Uncovering the mysteries of deep space with CHIME

For the first time ever, the Canadian Hydrogen Intensity Mapping Experiment (CHIME) telescope detected a repeating fast radio burst (FRB) that follows a regular 16-day cycle. The Feb. 13 discovery comes a month after the CHIME telescope detected the second ever FRB from deep space. It adds a new clue to the mystery of FRBs, indicating that they could orbit celestial bodies or emit from objects that have some sort of cyclical routine. 

First observed in 2007, FRBs are very intense, short bursts of radio waves produced from unidentified bodies in outer space. These detections represent new and unknown astrophysical phenomena and can provide answers to previously detected radio waves, whose sources were once a complete mystery.

A group of over 50 scientists from universities across Canada first used CHIME in 2017. One such scientist was Victoria Kaspi, a  professor in the Department of Physics at McGill. Kaspi explained how the telescope works and how it manages to translate signals obtained from billions of light years away. 

“CHIME is made of cylindrical reflectors that reflect the radio waves coming from the overhead sky into 1,024 antennas that are suspended above the reflector surfaces,” Kaspi wrote in an email to The McGill Tribune. “These antennas are then read out into sophisticated electronics […] and then a custom-built supercomputer.”

Kaspi noted how the supercomputer spewed out data that she and her team would then have to search through in real time to detect the presence of FRBs. Using sophisticated software, including artificial intelligence (AI) algorithms, researchers were successfully able to reveal an FRB. 

FRBs, when detected, only last a few milliseconds. Though not completely understood, Kaspi explained that scientists are increasingly discovering FRBs, suggesting they are very common in the universe. 
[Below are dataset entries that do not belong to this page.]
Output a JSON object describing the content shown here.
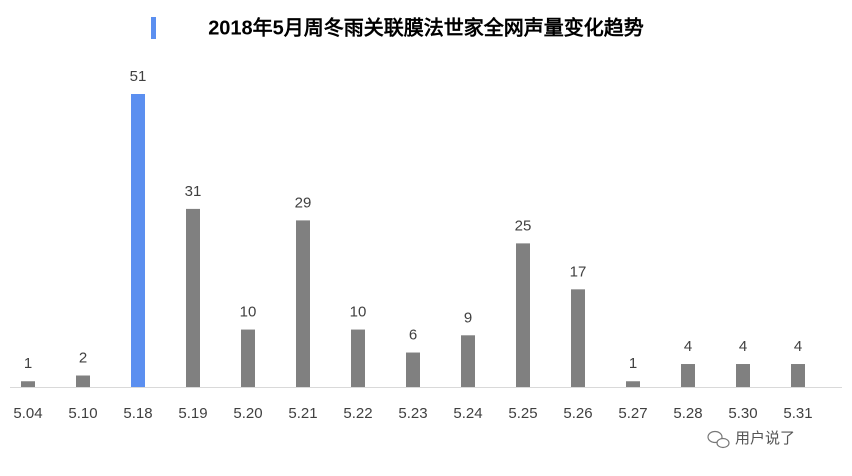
{
  "chart_data": {
    "type": "bar",
    "title": "2018年5月周冬雨关联膜法世家全网声量变化趋势",
    "categories": [
      "5.04",
      "5.10",
      "5.18",
      "5.19",
      "5.20",
      "5.21",
      "5.22",
      "5.23",
      "5.24",
      "5.25",
      "5.26",
      "5.27",
      "5.28",
      "5.30",
      "5.31"
    ],
    "values": [
      1,
      2,
      51,
      31,
      10,
      29,
      10,
      6,
      9,
      25,
      17,
      1,
      4,
      4,
      4
    ],
    "colors": [
      "#808080",
      "#808080",
      "#5b8ff0",
      "#808080",
      "#808080",
      "#808080",
      "#808080",
      "#808080",
      "#808080",
      "#808080",
      "#808080",
      "#808080",
      "#808080",
      "#808080",
      "#808080"
    ]
  },
  "watermark": "用户说了"
}
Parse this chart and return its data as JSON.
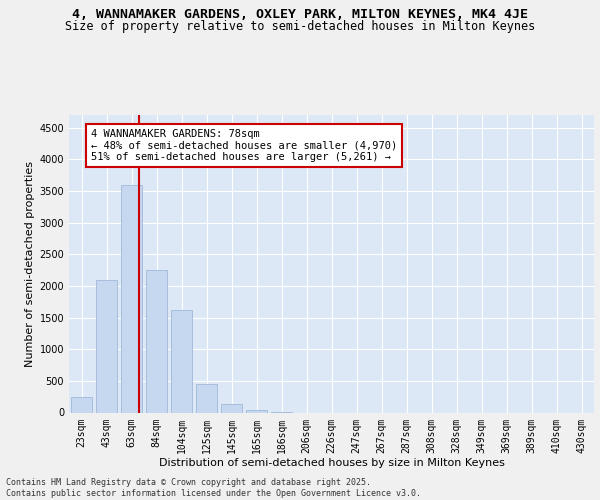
{
  "title_line1": "4, WANNAMAKER GARDENS, OXLEY PARK, MILTON KEYNES, MK4 4JE",
  "title_line2": "Size of property relative to semi-detached houses in Milton Keynes",
  "xlabel": "Distribution of semi-detached houses by size in Milton Keynes",
  "ylabel": "Number of semi-detached properties",
  "footer": "Contains HM Land Registry data © Crown copyright and database right 2025.\nContains public sector information licensed under the Open Government Licence v3.0.",
  "categories": [
    "23sqm",
    "43sqm",
    "63sqm",
    "84sqm",
    "104sqm",
    "125sqm",
    "145sqm",
    "165sqm",
    "186sqm",
    "206sqm",
    "226sqm",
    "247sqm",
    "267sqm",
    "287sqm",
    "308sqm",
    "328sqm",
    "349sqm",
    "369sqm",
    "389sqm",
    "410sqm",
    "430sqm"
  ],
  "values": [
    250,
    2100,
    3600,
    2250,
    1620,
    450,
    130,
    40,
    10,
    0,
    0,
    0,
    0,
    0,
    0,
    0,
    0,
    0,
    0,
    0,
    0
  ],
  "bar_color": "#c5d8f0",
  "bar_edge_color": "#a0b8d8",
  "property_sqm_label": "78sqm",
  "property_name": "4 WANNAMAKER GARDENS",
  "pct_smaller": 48,
  "n_smaller": 4970,
  "pct_larger": 51,
  "n_larger": 5261,
  "vline_color": "#cc0000",
  "vline_position": 2.3,
  "annotation_box_color": "#cc0000",
  "ylim": [
    0,
    4700
  ],
  "yticks": [
    0,
    500,
    1000,
    1500,
    2000,
    2500,
    3000,
    3500,
    4000,
    4500
  ],
  "bg_color": "#dce8f5",
  "grid_color": "#ffffff",
  "fig_bg_color": "#f0f0f0",
  "title_fontsize": 9.5,
  "subtitle_fontsize": 8.5,
  "axis_label_fontsize": 8,
  "tick_fontsize": 7,
  "annotation_fontsize": 7.5
}
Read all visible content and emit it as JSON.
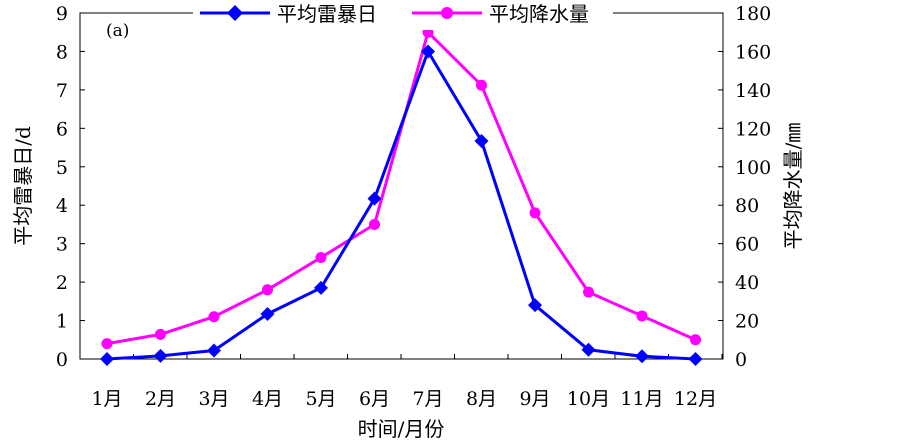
{
  "chart_data": {
    "type": "line",
    "panel_label": "(a)",
    "xlabel": "时间/月份",
    "ylabel_left": "平均雷暴日/d",
    "ylabel_right": "平均降水量/㎜",
    "categories": [
      "1月",
      "2月",
      "3月",
      "4月",
      "5月",
      "6月",
      "7月",
      "8月",
      "9月",
      "10月",
      "11月",
      "12月"
    ],
    "y_left_range": [
      0,
      9
    ],
    "y_left_ticks": [
      "0",
      "1",
      "2",
      "3",
      "4",
      "5",
      "6",
      "7",
      "8",
      "9"
    ],
    "y_right_range": [
      0,
      180
    ],
    "y_right_ticks": [
      "0",
      "20",
      "40",
      "60",
      "80",
      "100",
      "120",
      "140",
      "160",
      "180"
    ],
    "grid": false,
    "legend_position": "top-center",
    "series": [
      {
        "name": "平均雷暴日",
        "axis": "left",
        "marker": "diamond",
        "color": "#0000ff",
        "values": [
          0.0,
          0.08,
          0.22,
          1.17,
          1.85,
          4.17,
          8.0,
          5.67,
          1.4,
          0.24,
          0.07,
          0.0
        ]
      },
      {
        "name": "平均降水量",
        "axis": "right",
        "marker": "circle",
        "color": "#ff00ff",
        "values": [
          8.0,
          12.8,
          22.0,
          36.0,
          52.8,
          70.0,
          170.0,
          142.4,
          76.0,
          34.8,
          22.4,
          10.0
        ]
      }
    ]
  }
}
“FRBs can be used as novel radio probes of the structure of the universe,” Kaspi wrote.

Using telescopes like CHIME, scientists are discovering that FRBs come from ‘special’ regions of the universe, representing very powerful explosions like supernovas or even black holes. 
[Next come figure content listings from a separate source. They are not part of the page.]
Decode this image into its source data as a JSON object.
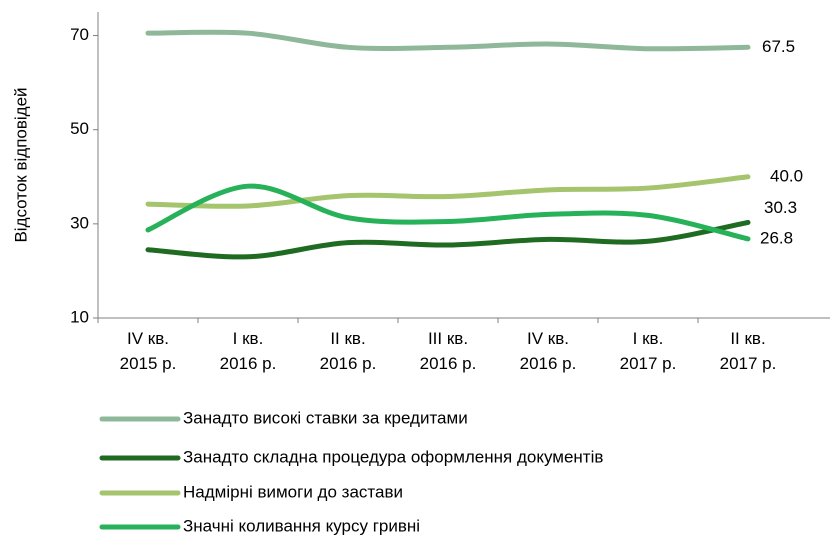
{
  "chart_data": {
    "type": "line",
    "categories": [
      "IV кв. 2015 р.",
      "I кв. 2016 р.",
      "II кв. 2016 р.",
      "III кв. 2016 р.",
      "IV кв. 2016 р.",
      "I кв. 2017 р.",
      "II кв. 2017 р."
    ],
    "y_label": "Відсоток відповідей",
    "ylim": [
      10,
      75
    ],
    "yticks": [
      10,
      30,
      50,
      70
    ],
    "series": [
      {
        "name": "Занадто високі ставки за кредитами",
        "color": "#8fb89b",
        "values": [
          70.5,
          70.5,
          67.5,
          67.5,
          68.2,
          67.2,
          67.5
        ],
        "value_labels": [
          null,
          null,
          null,
          null,
          null,
          null,
          "67.5"
        ]
      },
      {
        "name": "Занадто складна процедура оформлення документів",
        "color": "#1f6b22",
        "values": [
          24.5,
          23,
          26,
          25.5,
          26.7,
          26.3,
          30.3
        ],
        "value_labels": [
          null,
          null,
          null,
          null,
          null,
          null,
          "30.3"
        ]
      },
      {
        "name": "Надмірні вимоги до застави",
        "color": "#a5c46e",
        "values": [
          34.2,
          33.8,
          36,
          35.8,
          37.2,
          37.6,
          40.0
        ],
        "value_labels": [
          null,
          null,
          null,
          null,
          null,
          null,
          "40.0"
        ]
      },
      {
        "name": "Значні коливання курсу гривні",
        "color": "#27b159",
        "values": [
          28.7,
          38,
          31.3,
          30.5,
          32,
          31.8,
          26.8
        ],
        "value_labels": [
          null,
          null,
          null,
          null,
          null,
          null,
          "26.8"
        ]
      }
    ]
  }
}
Another key concept observed in this experiment was the scattering of detected FRBs. Scattering, as the name suggests, is when waves or particles hit a new medium and disperse in different directions. This physical phenomenon is most commonly seen in light when it hits a surface. The scattering of FRBs led Kaspi’s team to conclude that the bursts represent large astrophysical bodies in places far outside our galaxy. The pattern of scattering indicates what material the FRBs have passed through on their journey to Earth.

“We found that the shapes of the first few bursts indicate that the radio waves in many cases were mildly scattered by plasma, and that this plasma must be different from the plasma we typically find between galaxies,” Kaspi wrote. “[FRBs] provide brief ‘snapshots’ through the plasma in the intergalactic medium as well as in the haloes of intervening galaxies.”
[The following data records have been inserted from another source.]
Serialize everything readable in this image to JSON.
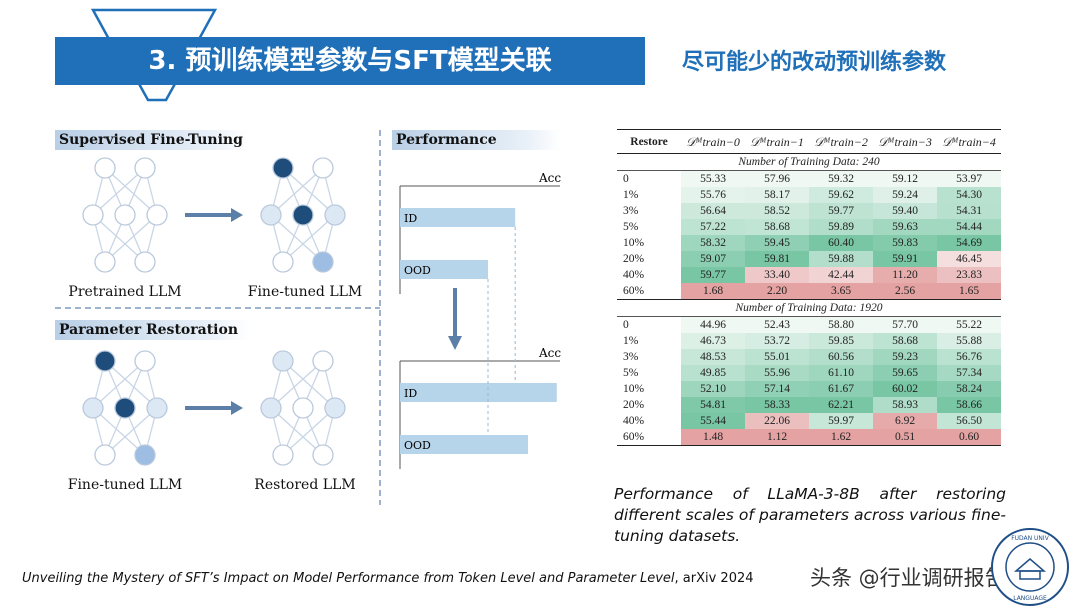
{
  "header": {
    "title": "3. 预训练模型参数与SFT模型关联",
    "subtitle": "尽可能少的改动预训练参数"
  },
  "figure": {
    "sft_label": "Supervised Fine-Tuning",
    "restore_label": "Parameter Restoration",
    "performance_label": "Performance",
    "pretrained_caption": "Pretrained LLM",
    "finetuned_caption": "Fine-tuned LLM",
    "finetuned_caption_2": "Fine-tuned LLM",
    "restored_caption": "Restored LLM",
    "acc_label": "Acc",
    "bars_top": [
      {
        "label": "ID",
        "value": 0.72
      },
      {
        "label": "OOD",
        "value": 0.55
      }
    ],
    "bars_bottom": [
      {
        "label": "ID",
        "value": 0.98
      },
      {
        "label": "OOD",
        "value": 0.8
      }
    ]
  },
  "table": {
    "headers": [
      "Restore",
      "𝒟ᴹtrain−0",
      "𝒟ᴹtrain−1",
      "𝒟ᴹtrain−2",
      "𝒟ᴹtrain−3",
      "𝒟ᴹtrain−4"
    ],
    "sections": [
      {
        "title": "Number of Training Data: 240",
        "rows": [
          {
            "label": "0",
            "values": [
              "55.33",
              "57.96",
              "59.32",
              "59.12",
              "53.97"
            ]
          },
          {
            "label": "1%",
            "values": [
              "55.76",
              "58.17",
              "59.62",
              "59.24",
              "54.30"
            ]
          },
          {
            "label": "3%",
            "values": [
              "56.64",
              "58.52",
              "59.77",
              "59.40",
              "54.31"
            ]
          },
          {
            "label": "5%",
            "values": [
              "57.22",
              "58.68",
              "59.89",
              "59.63",
              "54.44"
            ]
          },
          {
            "label": "10%",
            "values": [
              "58.32",
              "59.45",
              "60.40",
              "59.83",
              "54.69"
            ]
          },
          {
            "label": "20%",
            "values": [
              "59.07",
              "59.81",
              "59.88",
              "59.91",
              "46.45"
            ]
          },
          {
            "label": "40%",
            "values": [
              "59.77",
              "33.40",
              "42.44",
              "11.20",
              "23.83"
            ]
          },
          {
            "label": "60%",
            "values": [
              "1.68",
              "2.20",
              "3.65",
              "2.56",
              "1.65"
            ]
          }
        ]
      },
      {
        "title": "Number of Training Data: 1920",
        "rows": [
          {
            "label": "0",
            "values": [
              "44.96",
              "52.43",
              "58.80",
              "57.70",
              "55.22"
            ]
          },
          {
            "label": "1%",
            "values": [
              "46.73",
              "53.72",
              "59.85",
              "58.68",
              "55.88"
            ]
          },
          {
            "label": "3%",
            "values": [
              "48.53",
              "55.01",
              "60.56",
              "59.23",
              "56.76"
            ]
          },
          {
            "label": "5%",
            "values": [
              "49.85",
              "55.96",
              "61.10",
              "59.65",
              "57.34"
            ]
          },
          {
            "label": "10%",
            "values": [
              "52.10",
              "57.14",
              "61.67",
              "60.02",
              "58.24"
            ]
          },
          {
            "label": "20%",
            "values": [
              "54.81",
              "58.33",
              "62.21",
              "58.93",
              "58.66"
            ]
          },
          {
            "label": "40%",
            "values": [
              "55.44",
              "22.06",
              "59.97",
              "6.92",
              "56.50"
            ]
          },
          {
            "label": "60%",
            "values": [
              "1.48",
              "1.12",
              "1.62",
              "0.51",
              "0.60"
            ]
          }
        ]
      }
    ]
  },
  "caption": "Performance of LLaMA-3-8B after restoring different scales of parameters across various fine-tuning datasets.",
  "footer": {
    "paper_title": "Unveiling the Mystery of SFT’s Impact on Model Performance from Token Level and Parameter Level",
    "venue": ", arXiv 2024"
  },
  "logo_text": "FUDAN UNIVERSITY · LANGUAGE PROCESSING",
  "watermark": "头条 @行业调研报告",
  "colors": {
    "accent": "#1f6fb9",
    "node_dark": "#1e4d7b",
    "node_light": "#dde8f5",
    "node_mid": "#9dbde3",
    "bar": "#b7d5ea"
  }
}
Since the discovery of the second FRB, hundreds more have been detected and are now being analyzed to understand why they occur and the physics behind the astrophysical explosions that they represent. 

Kaspi explained that researchers are also attempting to make sense of  the environment from where FRBs originate, which, when better understood, could provide new ideas for what is going on in the depths of  outer space.